In general, we have a very clear 'do not call' policy (attached) that is given to every staffing professional and I reiterate this message in ongoing communications and staffing meetings. Unfortunately, every six months or so someone makes an error in judgment, and for this type of violation we terminate their relationship with Google.

Please extend my apologies as appropriate to Steve Jobs. This was an isolated incident and we will be very careful to make sure this does not happen again.

Thanks,
Arnnon"

Another email from Google's VP for Human Resources, Shona Brown, said:

"Arnnon-

Appropriate response. Please make a public example of this termination within the group. Please also make it a very strong part of new hire training for the group. I want it clear that we have a zero-tolerance policy for violating our policies. This should (hopefully) prevent future occurrences."

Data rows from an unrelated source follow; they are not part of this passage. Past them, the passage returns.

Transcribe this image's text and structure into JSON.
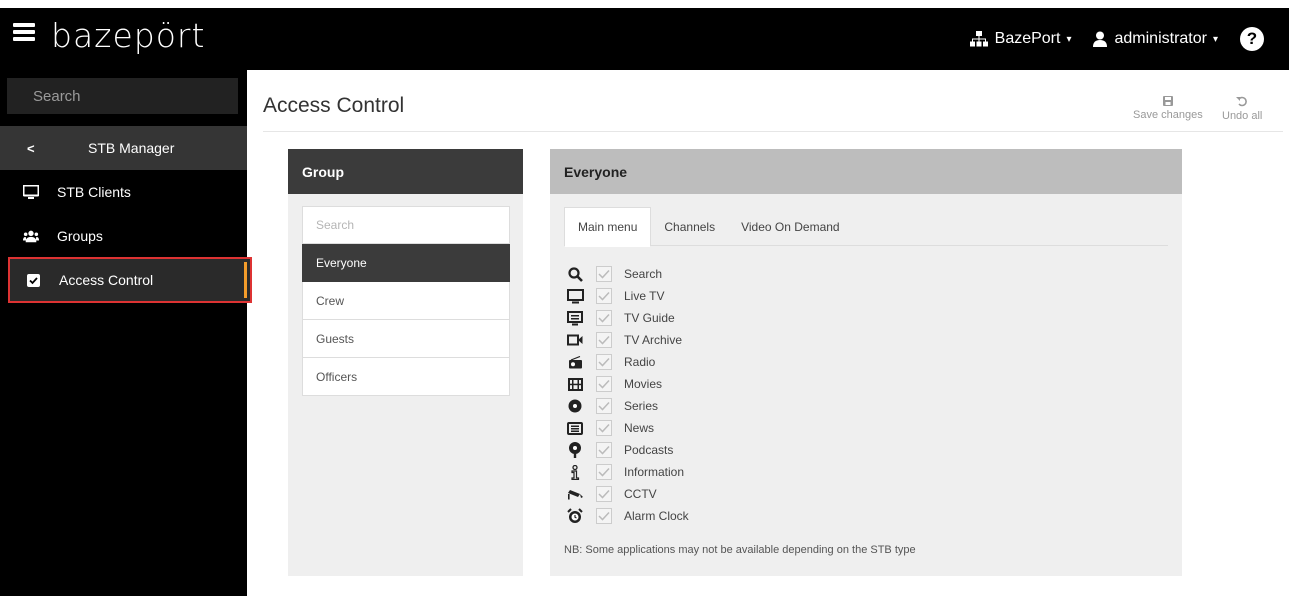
{
  "topbar": {
    "logo": "bazepört",
    "org_label": "BazePort",
    "user_label": "administrator",
    "help_label": "?",
    "caret": "▾"
  },
  "sidebar": {
    "search_placeholder": "Search",
    "back_label": "<",
    "section_title": "STB Manager",
    "items": [
      {
        "label": "STB Clients",
        "icon": "monitor-icon"
      },
      {
        "label": "Groups",
        "icon": "users-icon"
      },
      {
        "label": "Access Control",
        "icon": "checkbox-icon"
      }
    ]
  },
  "main": {
    "title": "Access Control",
    "save_label": "Save changes",
    "undo_label": "Undo all"
  },
  "group_panel": {
    "header": "Group",
    "search_placeholder": "Search",
    "groups": [
      "Everyone",
      "Crew",
      "Guests",
      "Officers"
    ]
  },
  "detail_panel": {
    "header": "Everyone",
    "tabs": [
      "Main menu",
      "Channels",
      "Video On Demand"
    ],
    "menu_items": [
      {
        "label": "Search",
        "icon": "search-icon",
        "checked": true
      },
      {
        "label": "Live TV",
        "icon": "tv-icon",
        "checked": true
      },
      {
        "label": "TV Guide",
        "icon": "guide-icon",
        "checked": true
      },
      {
        "label": "TV Archive",
        "icon": "video-camera-icon",
        "checked": true
      },
      {
        "label": "Radio",
        "icon": "radio-icon",
        "checked": true
      },
      {
        "label": "Movies",
        "icon": "film-icon",
        "checked": true
      },
      {
        "label": "Series",
        "icon": "disc-icon",
        "checked": true
      },
      {
        "label": "News",
        "icon": "newspaper-icon",
        "checked": true
      },
      {
        "label": "Podcasts",
        "icon": "podcast-icon",
        "checked": true
      },
      {
        "label": "Information",
        "icon": "info-icon",
        "checked": true
      },
      {
        "label": "CCTV",
        "icon": "cctv-icon",
        "checked": true
      },
      {
        "label": "Alarm Clock",
        "icon": "alarm-clock-icon",
        "checked": true
      }
    ],
    "note": "NB: Some applications may not be available depending on the STB type"
  },
  "colors": {
    "topbar_bg": "#000000",
    "sidebar_bg": "#000000",
    "panel_header_dark": "#3b3b3b",
    "panel_header_light": "#bdbdbd",
    "active_accent": "#f39c2b",
    "highlight_border": "#dd3333"
  }
}
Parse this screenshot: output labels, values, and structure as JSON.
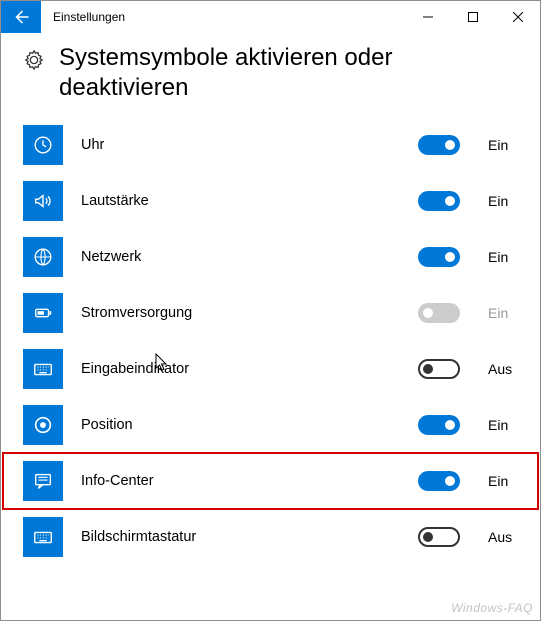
{
  "window": {
    "title": "Einstellungen"
  },
  "page": {
    "heading": "Systemsymbole aktivieren oder deaktivieren"
  },
  "state_labels": {
    "on": "Ein",
    "off": "Aus",
    "disabled": "Ein"
  },
  "items": [
    {
      "id": "clock",
      "label": "Uhr",
      "state": "on",
      "icon": "clock"
    },
    {
      "id": "volume",
      "label": "Lautstärke",
      "state": "on",
      "icon": "volume"
    },
    {
      "id": "network",
      "label": "Netzwerk",
      "state": "on",
      "icon": "network"
    },
    {
      "id": "power",
      "label": "Stromversorgung",
      "state": "disabled",
      "icon": "power"
    },
    {
      "id": "input",
      "label": "Eingabeindikator",
      "state": "off",
      "icon": "keyboard"
    },
    {
      "id": "location",
      "label": "Position",
      "state": "on",
      "icon": "location"
    },
    {
      "id": "action",
      "label": "Info-Center",
      "state": "on",
      "icon": "action",
      "highlight": true
    },
    {
      "id": "osk",
      "label": "Bildschirmtastatur",
      "state": "off",
      "icon": "keyboard"
    }
  ],
  "watermark": "Windows-FAQ"
}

Schmidt then emailed Jobs back to let him know that the situation had been dealt with and wouldn't happen again, and unbelievably, Jobs replied with an emoticon:

Google co-founder Sergey Brin was so impressed that Jobs had sent a smiley face that he responded to the email chain, "Wow, Steve used a smiley. God, I never got one of those."

When questioned by the lawyer for the plaintiffs of the class action lawsuit last year about this incident, Brin conveniently forgot it existed.

The class action suit continues, although Pixar, Lucasfilm and Intuit have already settled the lawsuit with the plaintiffs, agreeing to pay a total of $20 million (£12m).